Das Wasser ist warm, die Schwimmweste hält mich oben, einen besseren Sonnenschutz gibt es nicht. In aller Ruhe lasse ich mich treiben. Kugelfische und Korallen, Schwämme und Seeanemonen, die Unterwasserwelt ist immer wieder faszinierend. 60 Millionen Jahre schon gibt es hier Korallen. Viele der Inseln von Phuket bis Phang Nga sind gekippte Korallenbänke, die hochkant aus dem Wasser ragen. In der Zeit, als das Himalaja Gebirge entstand, zerstörte hier der unglaubliche Druck die Unterwasserwelt der damaligen Riffe. Doch die Zeit danach hat alles neu gestaltet, und so entstand eines der schönsten Gebiete der Erde.

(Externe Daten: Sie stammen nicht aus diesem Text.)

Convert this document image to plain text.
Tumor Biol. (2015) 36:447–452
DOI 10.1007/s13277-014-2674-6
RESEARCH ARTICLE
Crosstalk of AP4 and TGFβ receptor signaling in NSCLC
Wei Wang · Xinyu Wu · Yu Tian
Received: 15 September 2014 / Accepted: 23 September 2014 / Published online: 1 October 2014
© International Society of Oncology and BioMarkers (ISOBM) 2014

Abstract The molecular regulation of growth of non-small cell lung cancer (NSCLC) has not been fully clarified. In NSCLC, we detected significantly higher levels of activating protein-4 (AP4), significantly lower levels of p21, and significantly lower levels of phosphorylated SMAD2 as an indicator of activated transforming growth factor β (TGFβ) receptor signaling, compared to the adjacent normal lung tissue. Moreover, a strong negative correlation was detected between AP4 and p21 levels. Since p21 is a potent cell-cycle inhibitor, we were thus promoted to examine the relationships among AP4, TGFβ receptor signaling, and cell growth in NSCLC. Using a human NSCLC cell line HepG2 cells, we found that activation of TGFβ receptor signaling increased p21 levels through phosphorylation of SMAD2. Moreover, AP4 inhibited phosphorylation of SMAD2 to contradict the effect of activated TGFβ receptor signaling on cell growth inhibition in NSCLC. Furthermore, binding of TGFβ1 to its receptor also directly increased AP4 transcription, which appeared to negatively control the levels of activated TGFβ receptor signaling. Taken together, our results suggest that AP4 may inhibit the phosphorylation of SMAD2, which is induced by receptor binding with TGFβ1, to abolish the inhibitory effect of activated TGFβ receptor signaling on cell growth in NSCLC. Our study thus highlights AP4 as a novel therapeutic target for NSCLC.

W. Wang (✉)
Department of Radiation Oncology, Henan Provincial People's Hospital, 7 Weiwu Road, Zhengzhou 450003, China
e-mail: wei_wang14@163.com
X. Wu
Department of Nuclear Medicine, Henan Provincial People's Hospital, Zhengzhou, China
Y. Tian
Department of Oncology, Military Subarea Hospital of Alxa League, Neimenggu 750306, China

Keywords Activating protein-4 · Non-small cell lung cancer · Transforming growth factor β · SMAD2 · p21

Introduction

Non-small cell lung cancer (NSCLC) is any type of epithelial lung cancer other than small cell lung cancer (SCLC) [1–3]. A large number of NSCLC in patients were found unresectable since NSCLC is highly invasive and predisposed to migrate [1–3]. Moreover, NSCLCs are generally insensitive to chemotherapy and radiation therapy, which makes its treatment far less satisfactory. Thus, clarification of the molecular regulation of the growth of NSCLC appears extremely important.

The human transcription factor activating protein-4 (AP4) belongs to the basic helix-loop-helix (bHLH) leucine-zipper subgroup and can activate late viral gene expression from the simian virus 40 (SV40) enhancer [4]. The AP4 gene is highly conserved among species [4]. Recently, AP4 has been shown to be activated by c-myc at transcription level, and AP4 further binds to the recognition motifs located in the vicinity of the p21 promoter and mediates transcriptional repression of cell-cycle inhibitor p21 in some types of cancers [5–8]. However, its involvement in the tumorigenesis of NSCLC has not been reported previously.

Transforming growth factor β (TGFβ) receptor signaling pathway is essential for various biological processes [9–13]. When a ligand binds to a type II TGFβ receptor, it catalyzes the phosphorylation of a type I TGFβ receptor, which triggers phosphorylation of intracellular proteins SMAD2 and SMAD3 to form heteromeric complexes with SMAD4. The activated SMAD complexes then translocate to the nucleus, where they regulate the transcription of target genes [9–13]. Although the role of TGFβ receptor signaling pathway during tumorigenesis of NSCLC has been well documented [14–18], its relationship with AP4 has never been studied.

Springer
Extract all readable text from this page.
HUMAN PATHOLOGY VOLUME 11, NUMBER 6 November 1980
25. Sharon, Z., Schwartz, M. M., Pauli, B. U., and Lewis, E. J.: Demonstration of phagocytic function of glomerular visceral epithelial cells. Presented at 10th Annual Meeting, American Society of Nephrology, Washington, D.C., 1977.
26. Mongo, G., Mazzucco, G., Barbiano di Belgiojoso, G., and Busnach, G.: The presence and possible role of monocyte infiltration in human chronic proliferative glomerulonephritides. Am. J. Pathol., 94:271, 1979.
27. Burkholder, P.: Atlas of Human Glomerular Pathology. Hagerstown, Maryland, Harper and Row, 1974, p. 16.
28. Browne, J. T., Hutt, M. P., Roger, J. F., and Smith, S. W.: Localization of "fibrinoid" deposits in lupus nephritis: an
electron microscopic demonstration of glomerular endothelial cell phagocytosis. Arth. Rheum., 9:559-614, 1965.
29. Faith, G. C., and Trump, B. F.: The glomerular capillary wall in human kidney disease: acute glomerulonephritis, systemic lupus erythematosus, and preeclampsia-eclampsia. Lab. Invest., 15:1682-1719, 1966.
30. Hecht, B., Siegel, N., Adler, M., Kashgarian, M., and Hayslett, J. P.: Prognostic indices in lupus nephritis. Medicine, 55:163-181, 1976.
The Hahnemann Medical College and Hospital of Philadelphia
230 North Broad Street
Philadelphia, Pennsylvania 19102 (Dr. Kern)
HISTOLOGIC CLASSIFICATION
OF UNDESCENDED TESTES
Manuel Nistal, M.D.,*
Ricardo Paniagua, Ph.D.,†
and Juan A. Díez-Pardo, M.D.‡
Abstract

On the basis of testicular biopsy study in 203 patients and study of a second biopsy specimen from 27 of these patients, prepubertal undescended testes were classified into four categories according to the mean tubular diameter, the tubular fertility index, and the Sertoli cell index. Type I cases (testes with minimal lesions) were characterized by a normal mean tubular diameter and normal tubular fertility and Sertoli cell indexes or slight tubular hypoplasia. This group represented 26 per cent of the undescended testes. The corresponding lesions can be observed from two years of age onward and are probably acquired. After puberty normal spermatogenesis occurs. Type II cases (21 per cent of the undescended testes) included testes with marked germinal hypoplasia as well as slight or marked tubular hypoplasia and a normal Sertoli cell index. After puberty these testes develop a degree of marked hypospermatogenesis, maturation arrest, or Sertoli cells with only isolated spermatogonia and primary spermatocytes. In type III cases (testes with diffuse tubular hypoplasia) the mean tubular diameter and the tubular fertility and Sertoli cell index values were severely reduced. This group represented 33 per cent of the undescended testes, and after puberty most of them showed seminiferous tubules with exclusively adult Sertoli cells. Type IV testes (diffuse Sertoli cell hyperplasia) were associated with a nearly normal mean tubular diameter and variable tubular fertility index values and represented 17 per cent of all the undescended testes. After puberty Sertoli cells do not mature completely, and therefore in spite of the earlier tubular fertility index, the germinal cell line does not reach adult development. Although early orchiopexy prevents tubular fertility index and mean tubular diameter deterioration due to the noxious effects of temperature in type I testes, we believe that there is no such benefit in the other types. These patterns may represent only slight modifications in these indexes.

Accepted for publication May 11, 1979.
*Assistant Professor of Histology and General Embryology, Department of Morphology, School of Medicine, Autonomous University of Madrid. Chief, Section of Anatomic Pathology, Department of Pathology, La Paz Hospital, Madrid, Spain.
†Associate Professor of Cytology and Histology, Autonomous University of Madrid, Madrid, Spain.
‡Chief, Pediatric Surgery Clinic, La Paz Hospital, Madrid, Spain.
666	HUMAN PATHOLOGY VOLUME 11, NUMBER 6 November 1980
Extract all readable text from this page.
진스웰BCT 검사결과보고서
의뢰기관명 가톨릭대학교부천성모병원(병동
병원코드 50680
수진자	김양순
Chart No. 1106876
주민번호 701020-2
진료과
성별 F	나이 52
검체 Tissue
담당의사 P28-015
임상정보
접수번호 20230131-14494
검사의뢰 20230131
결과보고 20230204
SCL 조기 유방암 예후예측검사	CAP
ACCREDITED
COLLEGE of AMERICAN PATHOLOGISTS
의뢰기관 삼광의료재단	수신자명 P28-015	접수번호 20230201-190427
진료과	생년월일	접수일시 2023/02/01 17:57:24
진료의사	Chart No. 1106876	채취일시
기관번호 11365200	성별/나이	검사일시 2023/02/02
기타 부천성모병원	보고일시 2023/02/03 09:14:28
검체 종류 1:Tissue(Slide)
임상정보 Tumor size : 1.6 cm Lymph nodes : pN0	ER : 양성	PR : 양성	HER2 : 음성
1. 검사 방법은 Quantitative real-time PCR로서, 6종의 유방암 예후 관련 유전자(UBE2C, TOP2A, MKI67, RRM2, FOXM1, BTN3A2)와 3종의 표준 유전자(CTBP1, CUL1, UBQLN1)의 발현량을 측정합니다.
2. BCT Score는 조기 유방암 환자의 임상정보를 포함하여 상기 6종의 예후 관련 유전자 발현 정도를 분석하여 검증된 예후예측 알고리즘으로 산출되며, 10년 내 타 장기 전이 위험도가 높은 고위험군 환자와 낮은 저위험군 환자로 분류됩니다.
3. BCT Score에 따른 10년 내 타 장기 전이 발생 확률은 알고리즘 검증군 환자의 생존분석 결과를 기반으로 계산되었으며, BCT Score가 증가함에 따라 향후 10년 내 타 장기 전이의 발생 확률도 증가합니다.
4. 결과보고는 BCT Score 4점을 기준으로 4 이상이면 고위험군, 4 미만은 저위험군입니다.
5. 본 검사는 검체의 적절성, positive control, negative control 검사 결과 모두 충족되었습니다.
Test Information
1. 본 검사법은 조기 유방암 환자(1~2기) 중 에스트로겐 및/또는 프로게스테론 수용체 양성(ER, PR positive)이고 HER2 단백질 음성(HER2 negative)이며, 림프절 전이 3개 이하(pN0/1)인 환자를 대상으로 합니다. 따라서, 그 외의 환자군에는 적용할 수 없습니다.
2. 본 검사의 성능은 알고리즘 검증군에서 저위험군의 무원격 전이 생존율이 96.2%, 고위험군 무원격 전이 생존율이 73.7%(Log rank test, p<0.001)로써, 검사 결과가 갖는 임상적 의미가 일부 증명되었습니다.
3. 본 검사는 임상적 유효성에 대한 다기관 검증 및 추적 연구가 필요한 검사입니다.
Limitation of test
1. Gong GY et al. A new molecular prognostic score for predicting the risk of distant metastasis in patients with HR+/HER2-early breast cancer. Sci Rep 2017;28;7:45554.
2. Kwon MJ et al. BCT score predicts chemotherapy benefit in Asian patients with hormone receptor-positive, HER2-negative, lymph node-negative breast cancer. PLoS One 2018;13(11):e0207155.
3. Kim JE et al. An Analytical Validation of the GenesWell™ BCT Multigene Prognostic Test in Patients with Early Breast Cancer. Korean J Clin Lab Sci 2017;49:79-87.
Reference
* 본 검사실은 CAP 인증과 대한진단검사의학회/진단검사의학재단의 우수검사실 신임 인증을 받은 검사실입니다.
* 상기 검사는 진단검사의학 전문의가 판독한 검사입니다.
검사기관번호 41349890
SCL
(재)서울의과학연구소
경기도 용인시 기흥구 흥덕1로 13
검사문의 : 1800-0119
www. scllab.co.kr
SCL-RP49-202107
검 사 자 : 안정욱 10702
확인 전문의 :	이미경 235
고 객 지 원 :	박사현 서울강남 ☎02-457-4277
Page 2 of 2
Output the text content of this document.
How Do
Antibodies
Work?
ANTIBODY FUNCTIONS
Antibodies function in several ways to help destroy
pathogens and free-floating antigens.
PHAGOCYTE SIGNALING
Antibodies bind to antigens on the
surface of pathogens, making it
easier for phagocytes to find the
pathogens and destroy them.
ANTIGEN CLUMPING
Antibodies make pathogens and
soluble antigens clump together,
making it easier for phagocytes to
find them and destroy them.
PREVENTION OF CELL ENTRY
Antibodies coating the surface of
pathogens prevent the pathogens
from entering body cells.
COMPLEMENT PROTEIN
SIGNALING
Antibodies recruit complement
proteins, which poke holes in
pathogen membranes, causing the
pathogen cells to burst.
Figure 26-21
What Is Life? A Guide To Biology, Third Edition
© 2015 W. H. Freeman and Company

Ein Fischschwarm akzeptiert mich als großen Bruder. Überall sind Fische, rechts und links, oben und unten und ich mitten drin. Glücklich steige ich aus dem Wasser, die angeschlossene Süßwasserdusche ist sehr angenehm. Ich lege mein Equipment an die Seite und trinke ein kaltes Bier. Hier trifft türkises Meer auf schneeweißen Feinsand, der Inbegriff von Sonne, Sand und Meer. Ein unglaublicher Spot. Die kleine Felseninsel wird mit der Hauptinsel durch einen zweiseitigen Strand verbunden. Davor liegen die Korallenbänke und Fischschwärme. Niemand bleibt an Bord, nur Kapitän und Eigner schauen neidvoll auf dieses unglaubliche Lichtspiel. Die Unterwasserwelt lässt sich nicht beschreiben, das muss man einfach selbst erleben. Noch zwei weitere Spots und die Teilnehmer sind restlos glücklich. Auf der Rückfahrt werden viele Gespräche geführt, intensiv und begeistert. Nur eine kleine Gruppe steht vorne am Bug. Sie halten Ausschau nach Delfinen. Und dann ein erlösender Schrei. Ein drei Meter Rochen zieht an der Backbord-Seite seine Bahn. Farblich perfekt abgestimmt zum tiefblauen Meer. Es ging alles so schnell, so dass viele ihn nicht mehr sehen konnten. Danach sind die Sitzplätze im Inneren des Schiffes frei, wirklich alle sitzen an der Reling und halten Ausschau. Die Rückfahrt hat längst begonnen. Und dann passiert es tatsächlich. Walter hat sie zuerst gesehen. Eine Delphinschule zieht ihre Bahnen in 100 Meter Abstand vor dem Schiffsrumpf, minutenlang. Halbe Körper lösen sich aus dem Wasser und schwingen in einem gezielten Bogen abwärts, um den Schwung nutzend wieder aufzutauchen. Ein Longtailboot nähert sich und fährt mitten hindurch. Das war´s, schade.
Die Delphine bleiben hier. Wir kommen wieder. Walter auch.